Of course, a founder who acts on every mentor suggestion often spends too much time pivoting and not enough time focusing on building and growing. It’s important to understand and accept alternate viewpoints and then proceed with what you know is best for your company.

They understand the value of their product. Successful founders understand the value they bring to the lives of their customers, and they aren’t afraid to charge for it.

I meet too many founders who continue to give their product away for free because it isn’t perfect, they feel bad asking customers to pay for it, or they simply don’t believe their product is worth paying for. Using customer-acquisition strategies like free trials or using a small group of beta testers to get feedback at a steep discount has value for startups, but successful founders use these tools as a path to revenue—instead of spending time gathering free users who won’t convert to paying customers.

I’ve learned that customers will happily pay for a solution that solves their pain, and they’ll often pay you more than they would pay your competitor if you are adding value to their life or job. If the founder doesn’t believe the product is providing value to the customer, who will? You must be your company’s biggest champion.

They’re scrappy and resilient. Entrepreneurship is hard. It’s hard to build a product, raise money, find customers, and hire team members. Every entrepreneur will face continual roadblocks, but successful founders find a way around these roadblocks and use every difficulty as a learning opportunity instead of an excuse.

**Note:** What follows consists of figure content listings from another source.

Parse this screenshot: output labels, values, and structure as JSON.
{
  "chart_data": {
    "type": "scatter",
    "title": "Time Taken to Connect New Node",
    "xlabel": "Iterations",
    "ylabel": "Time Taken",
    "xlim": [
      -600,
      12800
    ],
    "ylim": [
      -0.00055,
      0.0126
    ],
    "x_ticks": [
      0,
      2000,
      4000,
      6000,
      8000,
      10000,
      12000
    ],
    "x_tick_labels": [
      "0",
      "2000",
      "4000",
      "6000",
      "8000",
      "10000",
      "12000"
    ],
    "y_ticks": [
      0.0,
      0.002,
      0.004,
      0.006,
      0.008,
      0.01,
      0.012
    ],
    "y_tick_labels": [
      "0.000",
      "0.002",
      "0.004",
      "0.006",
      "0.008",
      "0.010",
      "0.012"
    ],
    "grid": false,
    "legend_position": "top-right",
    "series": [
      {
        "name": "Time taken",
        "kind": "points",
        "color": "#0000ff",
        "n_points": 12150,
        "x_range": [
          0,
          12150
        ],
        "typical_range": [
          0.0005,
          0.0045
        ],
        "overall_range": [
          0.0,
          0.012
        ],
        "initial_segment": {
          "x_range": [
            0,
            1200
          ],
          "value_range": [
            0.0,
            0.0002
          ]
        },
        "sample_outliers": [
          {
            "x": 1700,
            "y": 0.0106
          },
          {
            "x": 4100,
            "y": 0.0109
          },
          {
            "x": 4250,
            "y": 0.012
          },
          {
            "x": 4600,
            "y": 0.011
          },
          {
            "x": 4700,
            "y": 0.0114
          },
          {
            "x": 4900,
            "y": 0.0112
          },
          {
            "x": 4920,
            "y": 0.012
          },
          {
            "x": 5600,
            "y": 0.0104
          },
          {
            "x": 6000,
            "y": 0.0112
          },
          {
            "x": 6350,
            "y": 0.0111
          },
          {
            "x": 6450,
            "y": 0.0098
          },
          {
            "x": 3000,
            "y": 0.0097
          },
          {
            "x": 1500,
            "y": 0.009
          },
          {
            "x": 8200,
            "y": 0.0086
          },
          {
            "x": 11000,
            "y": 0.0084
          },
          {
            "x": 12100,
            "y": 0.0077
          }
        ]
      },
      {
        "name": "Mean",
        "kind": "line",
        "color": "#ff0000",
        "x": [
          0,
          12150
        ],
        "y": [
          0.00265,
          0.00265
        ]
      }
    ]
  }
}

It’s easy to look at a high-growth company or a successful exit and make assumptions that the journey was easy. I promise you, there is no such thing. Successful founders face obstacles head on and find a way to persevere, while other founders get stuck blaming outside circumstances and find it easier to live in a world where success is out of their control.

When you encounter a business disruption or fail to secure an important investor or customer, take some time to process the setback and make a plan, then get back to work.

Successful founders have a consistent bias toward action. And the next time you chat with an entrepreneur you admire, ask them to share a few of their struggles or how many years they worked on their product before it launched. Most successful founders are happy to relive some of the struggles that led them to where they are today.•


Stocklin is an angel investor and exited founder who currently teaches entrepreneurship at Purdue University.